Established in 1978, the company today is ranked a modest 34th by prescriptions (SMSRC) and ranked 50th by sales as per AWACS. The ranking may be low, but the company has 17 brands ranked No. 1 in their segments. Centaur is India’s fourth-largest ophthalmic company by prescriptions with a market share of 24 per cent. Besides the domestic market, the company exports to 110 countries in five continents.
Centaur Pharma is also the country’s largest and the world’s third-largest manufacturer of psychotropic active pharmaceuticals ingredients (API) with facilities conforming to global regulators spanning US FDA, EUGMP/ANSM (France), TGA, PMDA (Japan), KFDA (Korea), ANVISA (Brazil), COFEPRIS (Mexico) and WHO-GMP standards. Centaur Pharma’s API formulations plant situated in Ambernath, Maharashtra is also an US FDA approved plant. In addition, Centaur Pharma also has two WHO-GMP approved formulations facilities in Goa. A new fixed dosage formulations facility in Tuem, Goa is to be commissioned by 2021.

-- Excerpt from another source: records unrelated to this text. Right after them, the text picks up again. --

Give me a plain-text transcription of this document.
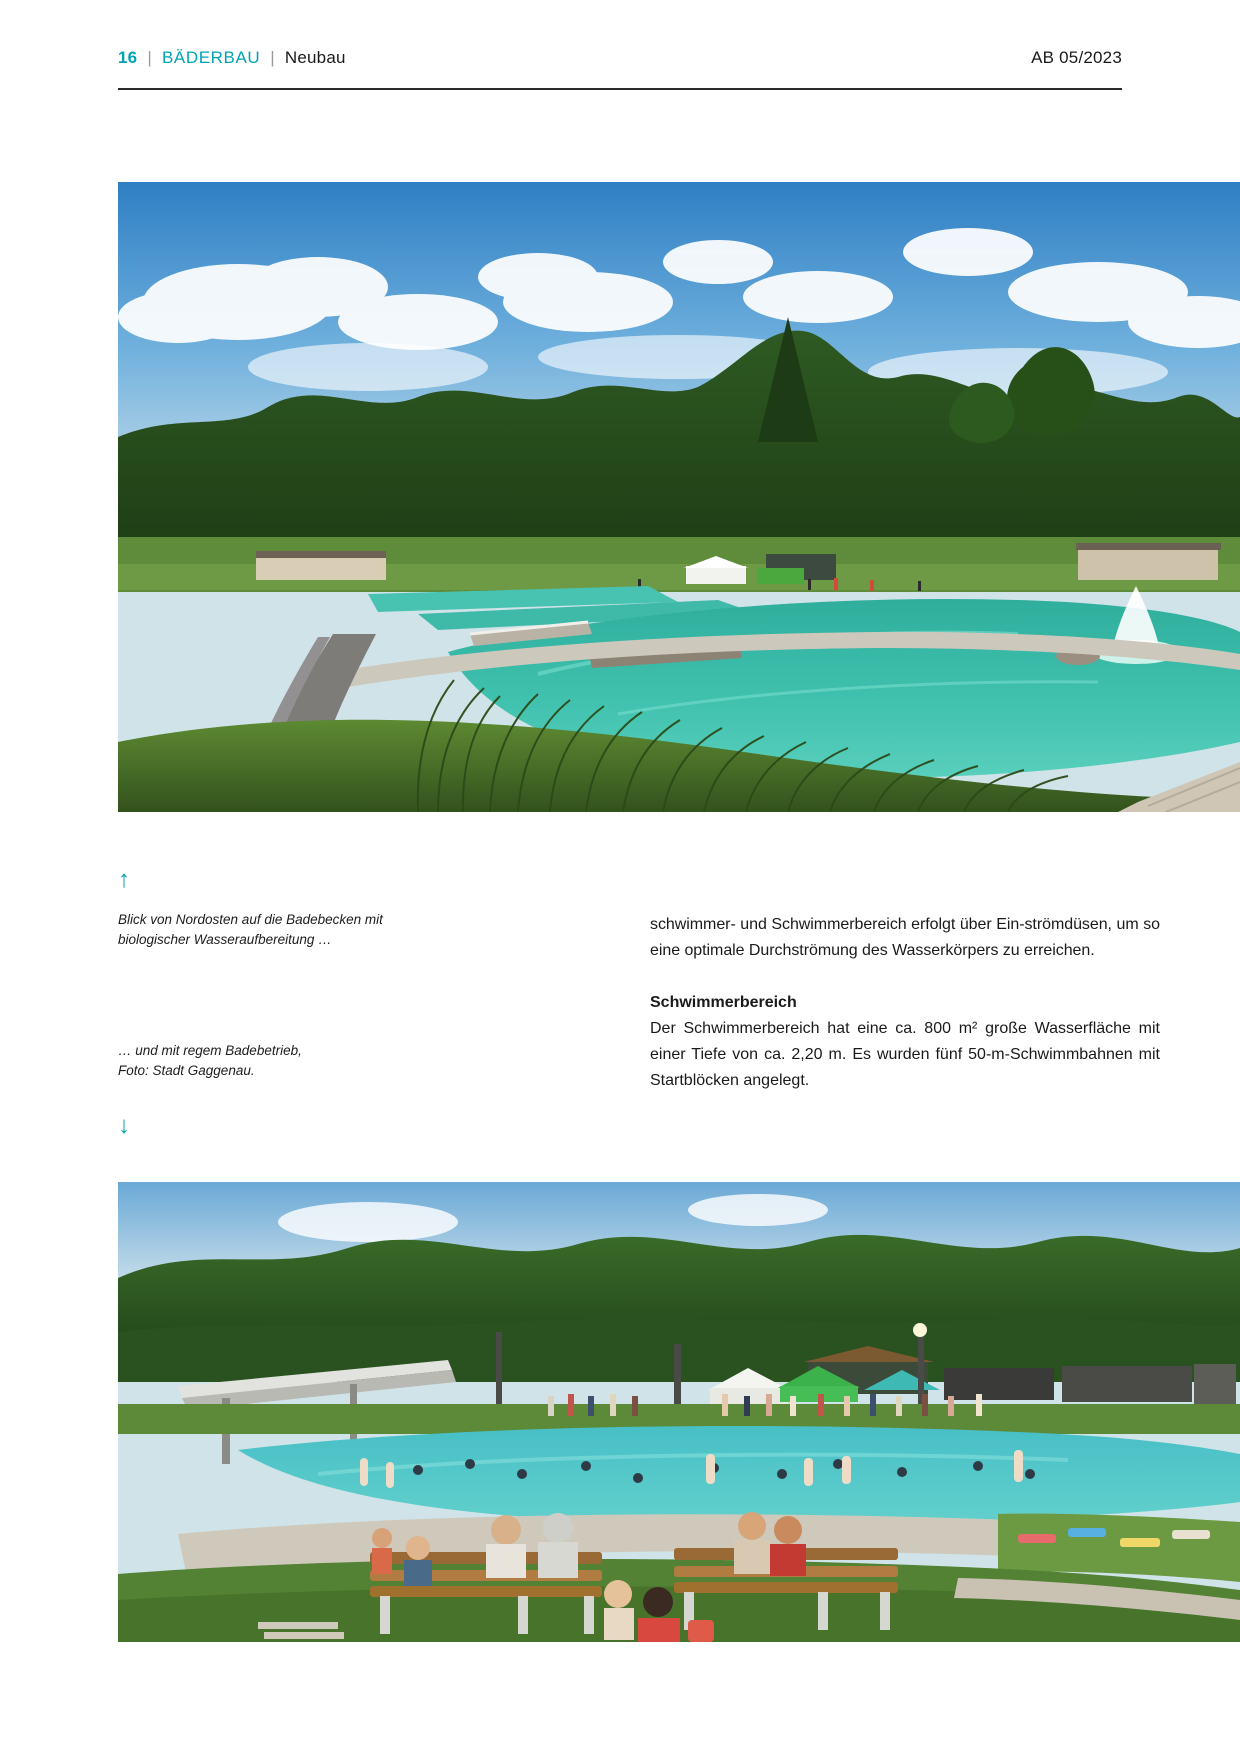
16 | BÄDERBAU | Neubau	AB 05/2023
↑
Blick von Nordosten auf die Badebecken mit
biologischer Wasseraufbereitung …
… und mit regem Badebetrieb,
Foto: Stadt Gaggenau.
↓

schwimmer- und Schwimmerbereich erfolgt über Ein-strömdüsen, um so eine optimale Durchströmung des Wasserkörpers zu erreichen.

Schwimmerbereich
Der Schwimmerbereich hat eine ca. 800 m² große Wasserfläche mit einer Tiefe von ca. 2,20 m. Es wurden fünf 50-m-Schwimmbahnen mit Startblöcken angelegt.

But the Sinarest saga started in rented facilities in Kalina, then a small suburb of Mumbai. The founder, Shivanand Sawant, Chairman and Managing Director, recalls that in around 1972-73, the German principals of his company, Indo Pharma, decided to exit the country. He vowed that he’d rather turn an entrepreneur than search for another job. Centaur Pharma thus took shape in 1978. The name is an allusion to the legendary centaurs, the half man-half horse beings from Greek mythology, known to be gifted in healing and medicine.
As Indo Pharma wound up operations, Centaur Pharma started with manufacturing contracts with E.Merck, Boehringer, Boots and German Remedies. The company soon outgrew the Kalina facility and set up a formulation unit in Goa in 18 months flat, a record for that time. As Sawant confesses, there was no strategy other than to be self-employed and build his retirement corpus. He planned was to pull out after two decades either via an IPO or selling stakes.

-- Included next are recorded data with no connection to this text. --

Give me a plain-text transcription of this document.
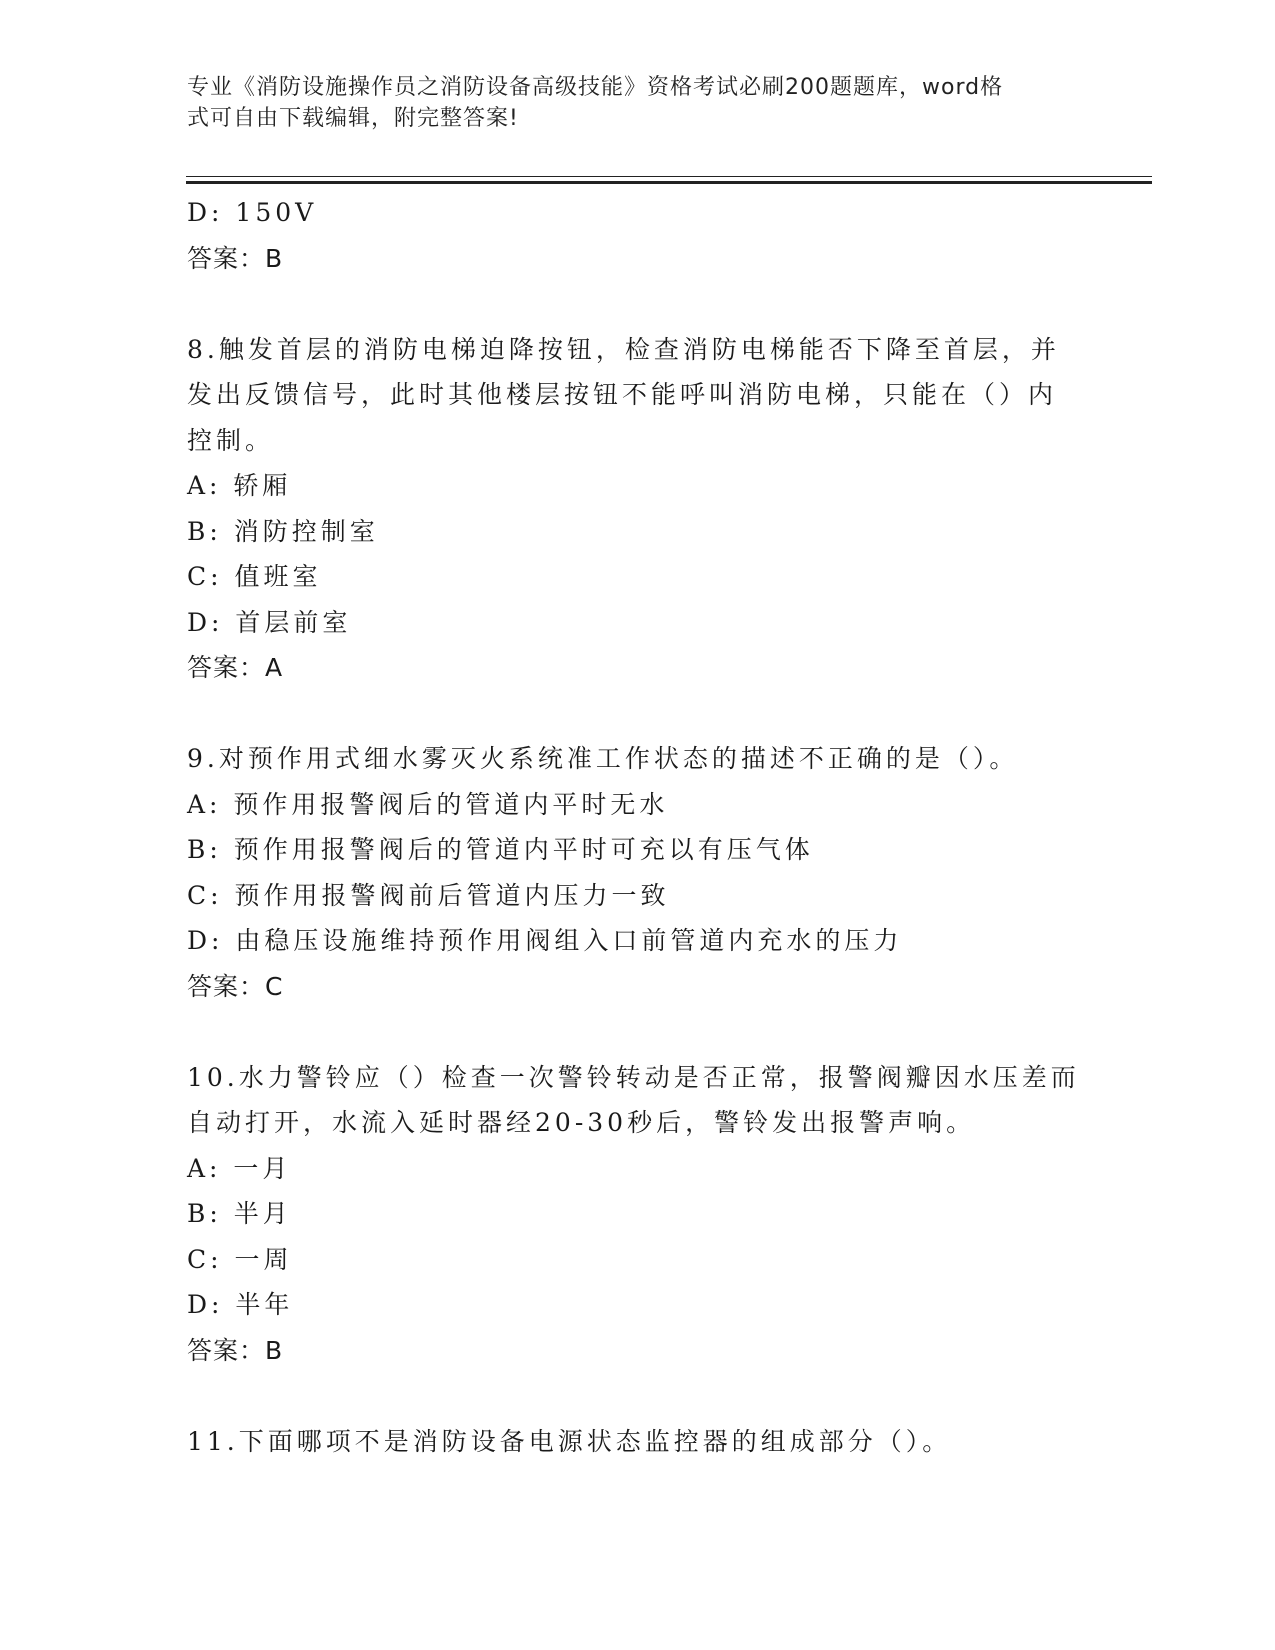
专业《消防设施操作员之消防设备高级技能》资格考试必刷200题题库，word格
式可自由下载编辑，附完整答案!
D: 150V
答案：B
8.触发首层的消防电梯迫降按钮，检查消防电梯能否下降至首层，并
发出反馈信号，此时其他楼层按钮不能呼叫消防电梯，只能在（）内
控制。
A: 轿厢
B: 消防控制室
C: 值班室
D: 首层前室
答案：A
9.对预作用式细水雾灭火系统准工作状态的描述不正确的是（）。
A: 预作用报警阀后的管道内平时无水
B: 预作用报警阀后的管道内平时可充以有压气体
C: 预作用报警阀前后管道内压力一致
D: 由稳压设施维持预作用阀组入口前管道内充水的压力
答案：C
10.水力警铃应（）检查一次警铃转动是否正常，报警阀瓣因水压差而
自动打开，水流入延时器经20-30秒后，警铃发出报警声响。
A: 一月
B: 半月
C: 一周
D: 半年
答案：B
11.下面哪项不是消防设备电源状态监控器的组成部分（）。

In 1999-2000, the company came close to finalising a sellout. Sawant recalls how negotiations went up to very advanced levels with two MNC pharma companies before the deals fell through. On another occasion, there was an offer to buy the Sinarest brand but Sawant refused to sell the brand with which the company was identified. The bid for Sinarest perhaps made him realise that the company had created enough value. And all the painstaking efforts over the years to build such brands would be wasted if he sold out.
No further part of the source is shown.